While the staff at Cedar Hill Golf Course want people to be outside and exercising, they’re asking you to just not do it on the golf course.
Carole Ireland, manager of the golf course, says since they closed a little over a week ago to help stop the spread of COVID-19, staff have noticed up to 60 people per day using the course when they shouldn’t be.
“Some of them are heading out there to golf for free, we’ve had lacrosse, we’ve had families playing in the sand traps, we’ve had soccer, baseball and people walking their dogs,” she says.
Ireland says that while some people are receptive when reminded the golf course is closed and asked to get off the property, others — not so much.
“Unfortunately, there’s a lot of people who take issue with what they’re being told and they’re very disrespectful to the staff and very defiant.” The problem has gotten so bad that uniformed security has been hired to patrol the grounds when staff are finished their shifts. “It’s a hard position for the staff to be in,” says Ireland. “They’re disappointed the golf course is closed and they want it to be used, but it needs to be used in a way that’s not going to be damaging.”

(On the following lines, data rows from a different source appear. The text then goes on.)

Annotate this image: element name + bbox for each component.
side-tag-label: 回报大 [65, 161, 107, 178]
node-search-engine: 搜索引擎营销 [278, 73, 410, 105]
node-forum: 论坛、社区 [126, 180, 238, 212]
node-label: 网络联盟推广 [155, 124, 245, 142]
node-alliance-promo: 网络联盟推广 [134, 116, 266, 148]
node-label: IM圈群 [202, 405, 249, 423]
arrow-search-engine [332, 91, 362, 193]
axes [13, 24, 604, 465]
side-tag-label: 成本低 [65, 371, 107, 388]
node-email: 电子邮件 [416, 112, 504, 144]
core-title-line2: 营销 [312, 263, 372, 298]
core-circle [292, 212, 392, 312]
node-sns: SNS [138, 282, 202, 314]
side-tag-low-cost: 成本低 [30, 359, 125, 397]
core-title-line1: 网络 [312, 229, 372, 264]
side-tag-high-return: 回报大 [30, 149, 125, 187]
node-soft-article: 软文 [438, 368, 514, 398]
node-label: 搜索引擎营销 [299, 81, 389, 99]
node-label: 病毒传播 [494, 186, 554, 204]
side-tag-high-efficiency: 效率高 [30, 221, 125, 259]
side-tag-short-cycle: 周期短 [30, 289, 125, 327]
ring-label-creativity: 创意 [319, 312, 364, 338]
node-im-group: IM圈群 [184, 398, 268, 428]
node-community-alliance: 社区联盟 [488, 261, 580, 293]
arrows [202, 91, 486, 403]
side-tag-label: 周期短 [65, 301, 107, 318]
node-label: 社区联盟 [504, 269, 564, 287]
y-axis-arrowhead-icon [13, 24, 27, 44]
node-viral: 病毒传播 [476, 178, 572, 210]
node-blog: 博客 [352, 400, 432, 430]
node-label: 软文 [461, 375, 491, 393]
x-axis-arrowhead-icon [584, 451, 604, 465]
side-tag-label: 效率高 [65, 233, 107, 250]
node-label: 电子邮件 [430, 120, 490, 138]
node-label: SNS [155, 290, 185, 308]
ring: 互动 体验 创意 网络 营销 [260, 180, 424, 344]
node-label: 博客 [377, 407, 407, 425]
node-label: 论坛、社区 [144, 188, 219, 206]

Ireland says people don’t seem to understand that the putting greens are the most sensitive areas, and by walking across them or letting dogs run through that area it chews the grass up and causes a “significant amount of damage repair that the staff has to do.”
“We’re always monitoring the course for health and we can’t let it grow over because it would be extremely costly to get back and that’s a cost the district doesn’t really need to bear [right now],” she says.
Ireland says she’d like to remind people that the District of Saanich has more than 170 parks for people to use for exercise during the pandemic, along with parks in other municipalities.
The Cedar Hill Golf Course Chip Trail Loop, along with the Derby Road connector that runs at about the halfway point of the course remain open for people who need to cross the property.
Ireland says both of those trails offer lots of space to step off the path, but only if you’re doing so to let someone by and keep your physical distance.
Another concern Ireland has is the risk of being hit in the head with a golf ball if you’re near a blind corner.
“When the golf course is open, it’s easy for us to control … we know which way they’re going and they know where to go, they understand the rules of the golf course,” she says. “But when people are out there doing whatever, the risk is actually greater.”